Gebühr für Sachverhalt Urteil bzw. rechtliche Grundlage
Bar-Ein- und Auszahlungen aufs/vom eigene(n) Konto Buchungen aufs eigene Konto müssen entweder kostenfrei angeboten werden, oder die Bank muss mindestens fünf kostenfreie Kontobewegungen monatlich gewähren (bei Einzelpreisabrechnungen für Privat- oder Geschäftskonten) Urteil des BGH vom 07.05.1996 (Az.Z: XI ZR 217/95)
Kontoauszüge Das Recht, sich kostenlos über die Entwicklung und den Stand des Kontos zu informieren, muss mindestens durch entsprechende Auszugsdrucker oder eine kostenfreie Ausgabe am Schalter gewährleistet werden. Nur bei Zusendung der Auszüge ist eine Gebühr erlaubt, da dies eine Sonderleistung der Bank darstellt §306 BGB
Kontoauszüge Keine Dienstleistung, lediglich Leistungen im Eigeninteresse. Vorsicht! Häufig werden solche Leistungen als Benachrichtigungsentgelte, Bearbeitungsentgelte oder Schadenersatz deklariert. Sie sind unzulässig Urteil des BGH vom 21.10.1997 (Az. XI ZR 5/97 und XI ZR 296/96)
Kontopfändung Zur Bearbeitung von Pfändungs- und Überweisungsbeschlüssen und deren Überwachung sind Banken gesetzlich verpflichtet. Aus diesem Grund müssen sie für die Aufwendungen selbst aufkommen Urteil des BGH vom 18.05.1999 (Az. XI ZR 219/98) Urteil des BGH vom 19.10.1999 (Az. I ZR 8/99)
Nachforschungsaufträge Die Bank darf für einen Nachforschungsauftrag keine Kosten berechnen, auch wenn der Fehler vom Kunden verursacht wurde LG Frankfurt am Main vom 24.06.1999 (Az.:2/2 O 46/99)
Kontoauskünfte wegen Rückforderung unzulässiger Entgelte Es besteht ein Anspruch auf kostenlose Auskunft zum Nachweis der Forderungen des Kunden OLG Schleswig vom 24.02.2000 (Az. 5 U 116/98)
Konto- und Sparbuchauflösung Keine Entgelte dürfen für die Auflösung von Giro- und Sparkonten erhoben werden. Über 200 Kreditinstitute haben eine entsprechende Selbstverpflichtung unterzeichnet § 307 BGB
Nachlassbearbeitung Banken haben die gesetzliche Verpflichtung, im Todesfall des Kontoinhabers dem Finanzamt die Salden der Konten mitzuteilen und das Konto umzuschreiben, ohne dafür eine Gebühr zu verlangen § 307 BGB
Verwaltung und Änderung von Freistellungsaufträgen Kreditinstitute sind gesetzlich verpflichtet, Kapitalertragsteuer einzuziehen. Deshalb muss die Bearbeitung von Freistellungsaufträgen kostenfrei sein Urteil des BGH vom 15.07.1997 (Az. XI ZR 269/96 und XI ZR 279/96) BVerfG vom 28.03.2000 (Az. 1 BvR 1821/97)
Reklamationen und Prüfung von Buchungen Für die Bearbeitung von Reklamationen dürfen Banken keine Entgelte verlangen, auch wenn sich die beanstandete Buchung als richtig erweist. Jeder Kunde hat das Recht, die Richtigkeit der Buchungen überprüfen zu lassen. LG Köln vom 15.08.2000 (Az. 26 O 30/00)

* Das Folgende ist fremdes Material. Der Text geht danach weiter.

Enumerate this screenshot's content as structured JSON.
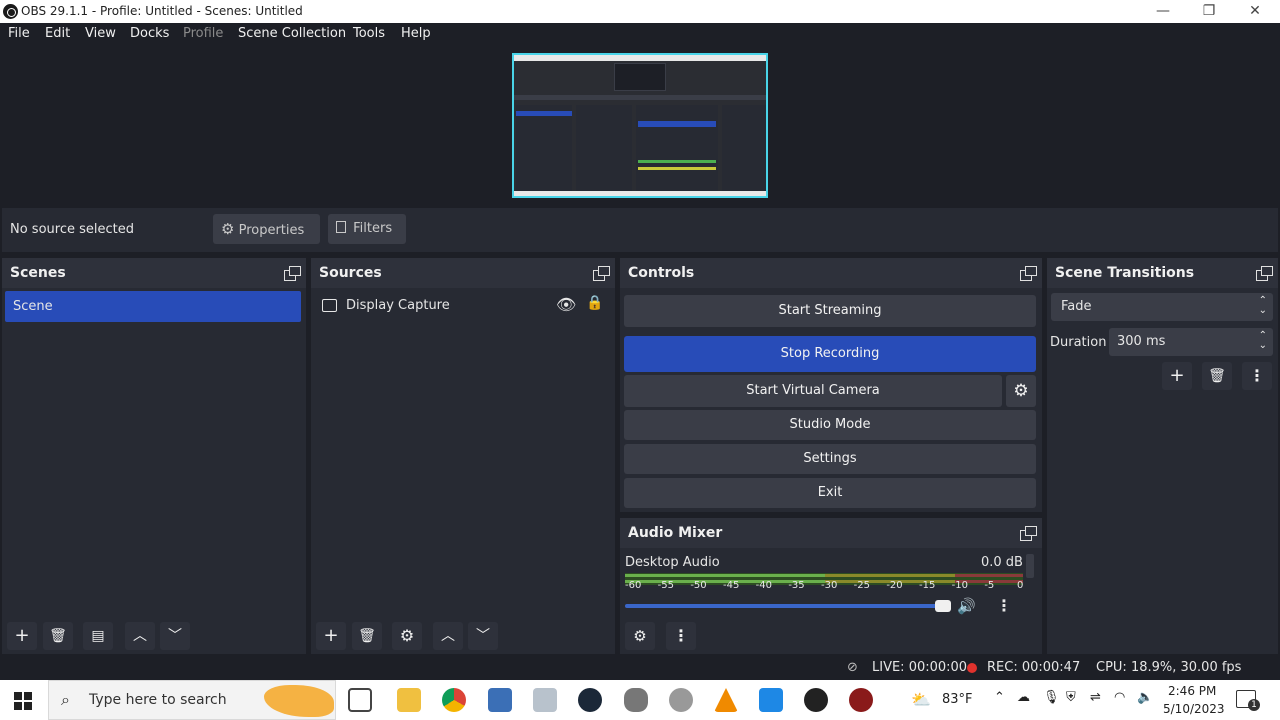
{
  "window": {
    "title": "OBS 29.1.1 - Profile: Untitled - Scenes: Untitled",
    "minimize": "—",
    "restore": "❐",
    "close": "✕"
  },
  "menu": [
    "File",
    "Edit",
    "View",
    "Docks",
    "Profile",
    "Scene Collection",
    "Tools",
    "Help"
  ],
  "context": {
    "no_source": "No source selected",
    "properties": "Properties",
    "filters": "Filters"
  },
  "scenes": {
    "title": "Scenes",
    "items": [
      "Scene"
    ]
  },
  "sources": {
    "title": "Sources",
    "items": [
      "Display Capture"
    ]
  },
  "controls": {
    "title": "Controls",
    "start_streaming": "Start Streaming",
    "stop_recording": "Stop Recording",
    "start_virtual_camera": "Start Virtual Camera",
    "studio_mode": "Studio Mode",
    "settings": "Settings",
    "exit": "Exit"
  },
  "transitions": {
    "title": "Scene Transitions",
    "selected": "Fade",
    "duration_label": "Duration",
    "duration_value": "300 ms"
  },
  "mixer": {
    "title": "Audio Mixer",
    "channel": "Desktop Audio",
    "level": "0.0 dB",
    "scale": [
      "-60",
      "-55",
      "-50",
      "-45",
      "-40",
      "-35",
      "-30",
      "-25",
      "-20",
      "-15",
      "-10",
      "-5",
      "0"
    ],
    "volume_fraction": 1.0
  },
  "status": {
    "live": "LIVE: 00:00:00",
    "rec": "REC: 00:00:47",
    "cpu": "CPU: 18.9%, 30.00 fps"
  },
  "taskbar": {
    "search_placeholder": "Type here to search",
    "weather": "83°F",
    "time": "2:46 PM",
    "date": "5/10/2023",
    "notification_count": "1"
  },
  "colors": {
    "accent": "#284cb8",
    "preview_border": "#49d4e8",
    "rec_dot": "#e0322d",
    "bg": "#1d1f26",
    "panel": "#272a33"
  }
}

Verlorene PIN/Kreditkarte Geht der Brief mit der PIN auf dem Postweg verloren, darf die Bank keine Gebühren für die erneute Übersendung der PIN oder die Neuerstellung der Karte verlangen. Nur wenn der Kunde den Verlust oder eine Beschädigung selbst verschuldet, ist eine Gebühr erlaubt. Auch bei Beschädigung der Karte durch einen schlecht gewarteten Geldautomaten hat der Kunde einen Anspruch auf Gebührenfreiheit. LG Frankfurt am Main vom 27.01.2000 (Az. 2/2 O 46/99) OLG Celle vom 04.05.2000 (Az. 13 U 186/99)
Kündigung von maestro- und Kreditkarten Kunden können bereits gezahlte Jahresgebühren anteilig zurückfordern, wenn sie den Vertrag vorzeitig kündigen und keine feste Laufzeitvereinbarung getroffen wurde. OLG Frankfurt am Main vom 14.12.2000 (Az. 1 U 108/99)

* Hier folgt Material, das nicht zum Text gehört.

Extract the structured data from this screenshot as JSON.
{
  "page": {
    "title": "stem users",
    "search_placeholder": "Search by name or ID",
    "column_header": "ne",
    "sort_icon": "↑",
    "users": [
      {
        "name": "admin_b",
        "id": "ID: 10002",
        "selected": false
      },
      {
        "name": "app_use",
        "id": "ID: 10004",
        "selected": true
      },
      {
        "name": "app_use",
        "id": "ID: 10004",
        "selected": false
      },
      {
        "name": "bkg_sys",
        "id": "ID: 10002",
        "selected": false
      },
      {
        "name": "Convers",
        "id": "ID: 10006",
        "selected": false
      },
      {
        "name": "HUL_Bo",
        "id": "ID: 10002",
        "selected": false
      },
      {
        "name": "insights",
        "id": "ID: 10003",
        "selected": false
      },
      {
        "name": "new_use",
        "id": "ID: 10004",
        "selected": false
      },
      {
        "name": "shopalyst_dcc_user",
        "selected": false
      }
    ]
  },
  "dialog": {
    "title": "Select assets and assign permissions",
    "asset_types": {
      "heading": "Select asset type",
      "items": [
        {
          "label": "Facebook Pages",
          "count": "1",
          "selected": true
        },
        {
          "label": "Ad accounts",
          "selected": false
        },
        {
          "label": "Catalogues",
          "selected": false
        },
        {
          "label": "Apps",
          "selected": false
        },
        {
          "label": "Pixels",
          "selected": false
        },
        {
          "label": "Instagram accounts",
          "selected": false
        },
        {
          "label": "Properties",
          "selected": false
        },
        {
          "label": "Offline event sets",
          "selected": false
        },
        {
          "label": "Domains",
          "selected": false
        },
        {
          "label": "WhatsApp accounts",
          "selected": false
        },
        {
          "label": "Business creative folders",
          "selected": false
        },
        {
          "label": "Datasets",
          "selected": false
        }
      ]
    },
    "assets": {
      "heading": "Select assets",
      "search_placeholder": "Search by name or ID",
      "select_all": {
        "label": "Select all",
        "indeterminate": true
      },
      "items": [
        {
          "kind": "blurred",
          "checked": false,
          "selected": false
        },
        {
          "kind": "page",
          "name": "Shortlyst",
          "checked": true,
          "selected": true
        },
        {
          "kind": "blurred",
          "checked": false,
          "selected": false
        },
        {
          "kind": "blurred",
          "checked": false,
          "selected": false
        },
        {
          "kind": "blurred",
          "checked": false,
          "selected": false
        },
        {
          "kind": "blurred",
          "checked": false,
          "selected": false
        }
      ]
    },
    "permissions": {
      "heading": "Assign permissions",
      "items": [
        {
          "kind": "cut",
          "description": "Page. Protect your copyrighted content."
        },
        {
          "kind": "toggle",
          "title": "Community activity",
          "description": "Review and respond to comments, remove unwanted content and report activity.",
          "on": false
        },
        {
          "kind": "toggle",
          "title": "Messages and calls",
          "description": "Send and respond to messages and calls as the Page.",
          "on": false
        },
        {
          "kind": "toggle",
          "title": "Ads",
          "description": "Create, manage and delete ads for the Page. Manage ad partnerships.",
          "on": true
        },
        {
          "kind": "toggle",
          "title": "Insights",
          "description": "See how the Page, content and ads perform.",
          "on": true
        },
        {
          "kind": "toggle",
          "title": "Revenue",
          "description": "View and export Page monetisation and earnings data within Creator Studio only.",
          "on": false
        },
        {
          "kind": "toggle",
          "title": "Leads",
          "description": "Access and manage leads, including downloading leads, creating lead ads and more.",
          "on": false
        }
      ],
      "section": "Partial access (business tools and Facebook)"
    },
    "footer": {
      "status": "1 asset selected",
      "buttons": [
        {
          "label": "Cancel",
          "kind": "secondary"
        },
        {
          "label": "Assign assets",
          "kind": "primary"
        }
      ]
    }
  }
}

Löschungsbewilligung bei Grundpfandrechten Es dürfen nur tatsächliche Sachkosten berechnet werden, wie beispielsweise die Gebühr für notarielle Beglaubigung. Ebenso darf die Bank das Entgelt als scheinbare Hauptleistung nicht ins Vertragsformular aufnehmen. Urteil des BGH vom 07.05.1991 (Az. XI ZR 244/90) OLG Köln vom 28.02.2001 (Az. 13 U 95/00)

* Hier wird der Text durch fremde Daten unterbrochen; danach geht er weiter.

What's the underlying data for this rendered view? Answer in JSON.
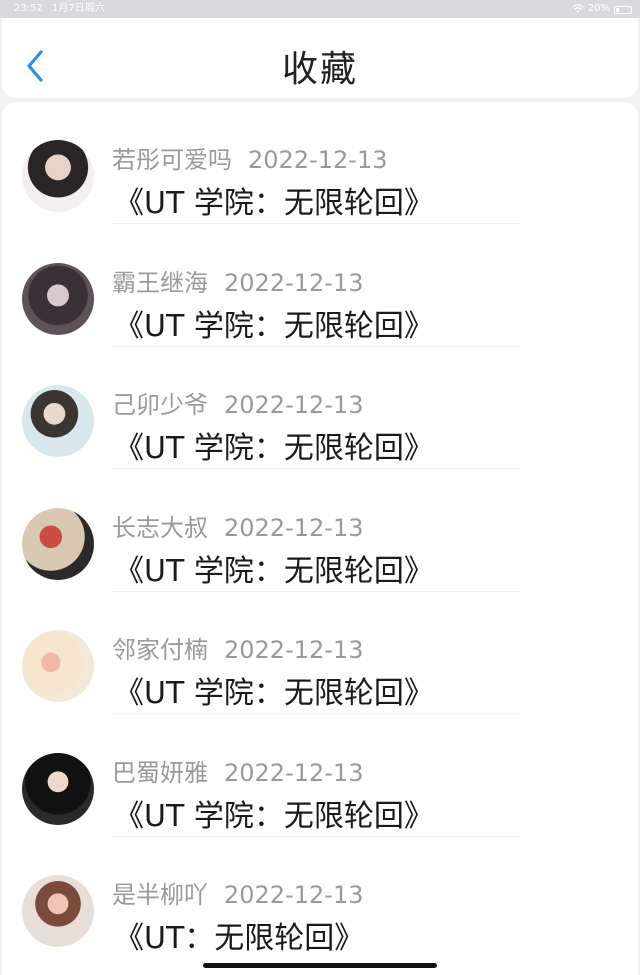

Aktienauftrag Die Berechnung einer Zeichnungsgebühr ist unzulässig, solange keine erfolgreiche Ausführung erfolgt. LG Dortmund vom 15.12.2000 (Az. 8 O 377/00)

 

Unser Tipp:
Fordern Sie auch bei kleinen Beträgen unberechtigt erhobene Gebühren zurück. Dazu ist es notwendig,

  • die Kontoauszüge bis zu drei Jahre aufzubewahren
  • die Kontoauszüge zu überprüfen
  • dem Kreditinstitut eine angemessene Frist zur Prüfung und Erstattung zu setzen
  • auf die entsprechende Rechtsprechung hinzuweisen


Bei der Klärung von Problemen und der Rückerstattung der Gebühren können Sie sich auch von speziellen Beschwerdestellen helfen lassen.